What was known before

  • Traditionally, the ideal surgery for congenital ptosis with poor levator function is frontalis sling (FS).

  • Recently there have been several papers showing the effectiveness of maximal levator resection (MLR).

  • There has been no study comparing the postoperative outcomes between MLR or FS operation.

What this study adds

  • Our study found that MLR and FS with autogenous fascia lata (AFL) have comparable surgical outcomes in terms of postoperative lid height, degree of lagophthalmos and risk of exposure keratopathy.

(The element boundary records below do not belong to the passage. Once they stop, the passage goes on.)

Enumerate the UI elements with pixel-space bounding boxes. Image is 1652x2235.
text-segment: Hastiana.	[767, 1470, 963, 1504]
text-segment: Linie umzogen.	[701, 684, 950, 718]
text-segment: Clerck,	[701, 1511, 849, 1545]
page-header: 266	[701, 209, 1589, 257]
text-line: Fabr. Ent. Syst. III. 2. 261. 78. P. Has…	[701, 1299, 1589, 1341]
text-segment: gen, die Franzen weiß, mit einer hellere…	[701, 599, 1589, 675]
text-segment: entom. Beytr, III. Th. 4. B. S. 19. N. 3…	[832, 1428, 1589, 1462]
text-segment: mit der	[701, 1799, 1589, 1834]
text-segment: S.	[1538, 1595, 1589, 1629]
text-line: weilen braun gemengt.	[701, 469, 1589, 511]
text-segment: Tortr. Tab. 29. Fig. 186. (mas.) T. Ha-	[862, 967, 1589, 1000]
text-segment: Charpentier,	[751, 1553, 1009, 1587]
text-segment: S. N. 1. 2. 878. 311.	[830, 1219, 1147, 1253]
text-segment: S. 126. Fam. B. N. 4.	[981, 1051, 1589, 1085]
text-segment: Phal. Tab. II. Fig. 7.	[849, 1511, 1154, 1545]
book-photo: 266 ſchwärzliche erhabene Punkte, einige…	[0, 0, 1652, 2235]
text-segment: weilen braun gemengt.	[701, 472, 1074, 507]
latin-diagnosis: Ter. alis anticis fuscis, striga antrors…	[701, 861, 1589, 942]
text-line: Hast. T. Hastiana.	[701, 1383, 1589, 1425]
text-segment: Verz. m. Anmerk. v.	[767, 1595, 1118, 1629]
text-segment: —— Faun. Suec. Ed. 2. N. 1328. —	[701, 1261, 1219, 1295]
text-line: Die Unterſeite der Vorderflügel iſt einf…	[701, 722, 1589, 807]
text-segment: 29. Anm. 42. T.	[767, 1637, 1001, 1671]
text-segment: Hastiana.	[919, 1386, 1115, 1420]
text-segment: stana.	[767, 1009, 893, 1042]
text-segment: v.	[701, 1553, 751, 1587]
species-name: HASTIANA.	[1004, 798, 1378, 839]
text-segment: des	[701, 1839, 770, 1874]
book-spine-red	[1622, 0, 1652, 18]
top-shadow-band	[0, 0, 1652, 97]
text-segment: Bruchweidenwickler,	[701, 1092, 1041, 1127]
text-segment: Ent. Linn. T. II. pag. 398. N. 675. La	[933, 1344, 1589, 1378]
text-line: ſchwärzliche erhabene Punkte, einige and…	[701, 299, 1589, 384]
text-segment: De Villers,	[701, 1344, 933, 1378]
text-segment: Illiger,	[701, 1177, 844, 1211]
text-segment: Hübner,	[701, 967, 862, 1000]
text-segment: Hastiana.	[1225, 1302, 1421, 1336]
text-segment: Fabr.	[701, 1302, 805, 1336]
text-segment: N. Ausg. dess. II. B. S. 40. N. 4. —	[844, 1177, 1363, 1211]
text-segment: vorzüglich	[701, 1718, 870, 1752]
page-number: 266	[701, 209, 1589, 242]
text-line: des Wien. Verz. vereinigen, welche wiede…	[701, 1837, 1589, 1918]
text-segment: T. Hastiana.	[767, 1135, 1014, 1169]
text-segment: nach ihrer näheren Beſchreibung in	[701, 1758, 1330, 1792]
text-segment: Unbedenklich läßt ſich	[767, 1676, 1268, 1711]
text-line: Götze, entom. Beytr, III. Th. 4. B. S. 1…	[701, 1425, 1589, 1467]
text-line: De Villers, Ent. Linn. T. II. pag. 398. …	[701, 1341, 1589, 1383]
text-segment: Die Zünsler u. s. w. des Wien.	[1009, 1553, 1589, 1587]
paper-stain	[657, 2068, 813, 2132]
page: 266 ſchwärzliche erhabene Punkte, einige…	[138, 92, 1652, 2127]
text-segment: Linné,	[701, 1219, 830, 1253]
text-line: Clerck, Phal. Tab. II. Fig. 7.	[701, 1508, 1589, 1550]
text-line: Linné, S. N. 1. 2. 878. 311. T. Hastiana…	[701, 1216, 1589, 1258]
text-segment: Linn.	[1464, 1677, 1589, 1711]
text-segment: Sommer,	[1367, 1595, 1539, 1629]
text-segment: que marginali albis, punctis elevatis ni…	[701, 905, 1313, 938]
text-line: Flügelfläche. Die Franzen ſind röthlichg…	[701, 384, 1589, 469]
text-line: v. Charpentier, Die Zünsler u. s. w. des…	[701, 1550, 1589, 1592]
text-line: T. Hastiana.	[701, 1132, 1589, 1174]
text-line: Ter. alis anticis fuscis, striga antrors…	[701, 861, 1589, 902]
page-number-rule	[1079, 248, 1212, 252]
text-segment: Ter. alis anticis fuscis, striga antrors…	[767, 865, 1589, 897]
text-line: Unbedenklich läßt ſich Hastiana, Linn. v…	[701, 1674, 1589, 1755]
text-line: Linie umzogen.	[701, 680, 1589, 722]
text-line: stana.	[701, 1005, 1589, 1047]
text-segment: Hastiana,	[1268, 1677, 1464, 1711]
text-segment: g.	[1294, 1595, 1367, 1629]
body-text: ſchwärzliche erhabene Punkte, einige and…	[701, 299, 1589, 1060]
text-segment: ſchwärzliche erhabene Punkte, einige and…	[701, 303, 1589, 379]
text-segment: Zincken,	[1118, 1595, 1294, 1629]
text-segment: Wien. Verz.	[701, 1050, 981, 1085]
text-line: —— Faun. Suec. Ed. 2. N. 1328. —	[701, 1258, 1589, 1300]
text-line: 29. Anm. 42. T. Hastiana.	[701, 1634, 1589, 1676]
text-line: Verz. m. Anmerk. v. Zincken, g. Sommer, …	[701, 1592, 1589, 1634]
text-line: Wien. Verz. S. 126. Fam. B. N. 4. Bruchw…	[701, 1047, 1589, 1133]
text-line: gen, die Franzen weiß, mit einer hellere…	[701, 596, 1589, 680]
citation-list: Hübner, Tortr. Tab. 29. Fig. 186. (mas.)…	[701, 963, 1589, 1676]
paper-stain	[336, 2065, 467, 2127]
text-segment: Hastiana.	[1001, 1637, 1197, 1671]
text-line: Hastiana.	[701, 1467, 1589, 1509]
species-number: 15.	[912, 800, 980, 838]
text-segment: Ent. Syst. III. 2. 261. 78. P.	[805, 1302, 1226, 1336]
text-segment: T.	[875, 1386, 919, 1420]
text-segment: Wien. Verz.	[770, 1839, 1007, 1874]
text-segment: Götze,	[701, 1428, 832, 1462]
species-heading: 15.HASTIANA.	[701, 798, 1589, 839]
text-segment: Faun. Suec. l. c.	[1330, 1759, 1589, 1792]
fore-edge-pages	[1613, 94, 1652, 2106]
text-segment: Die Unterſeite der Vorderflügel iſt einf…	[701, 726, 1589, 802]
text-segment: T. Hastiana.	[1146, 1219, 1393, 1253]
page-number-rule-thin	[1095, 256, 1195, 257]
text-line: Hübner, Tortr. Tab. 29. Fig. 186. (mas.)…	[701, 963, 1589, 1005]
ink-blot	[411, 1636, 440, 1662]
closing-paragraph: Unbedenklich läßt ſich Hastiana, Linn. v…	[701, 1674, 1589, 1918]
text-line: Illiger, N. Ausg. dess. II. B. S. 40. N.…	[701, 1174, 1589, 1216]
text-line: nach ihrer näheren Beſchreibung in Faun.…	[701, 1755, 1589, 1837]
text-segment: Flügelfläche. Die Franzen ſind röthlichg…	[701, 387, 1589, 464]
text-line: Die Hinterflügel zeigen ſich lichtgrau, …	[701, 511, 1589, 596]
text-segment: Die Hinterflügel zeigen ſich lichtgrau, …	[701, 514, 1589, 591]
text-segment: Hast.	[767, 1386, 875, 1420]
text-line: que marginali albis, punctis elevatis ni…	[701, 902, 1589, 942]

  • Frontalis suspension with preserved fascia lata (PFL) appears to have the lowest risk of postoperative lagophthalmos and exposure keratopathy among the three groups, but is also associated with the lowest postoperative lid height.

  • Our results support the assertion that MLR is an effective alternative to FS in congenital ptosis patients with poor LF, with the risk of postoperative lagophthalmos related to postoperative lid height rather than preoperative LF.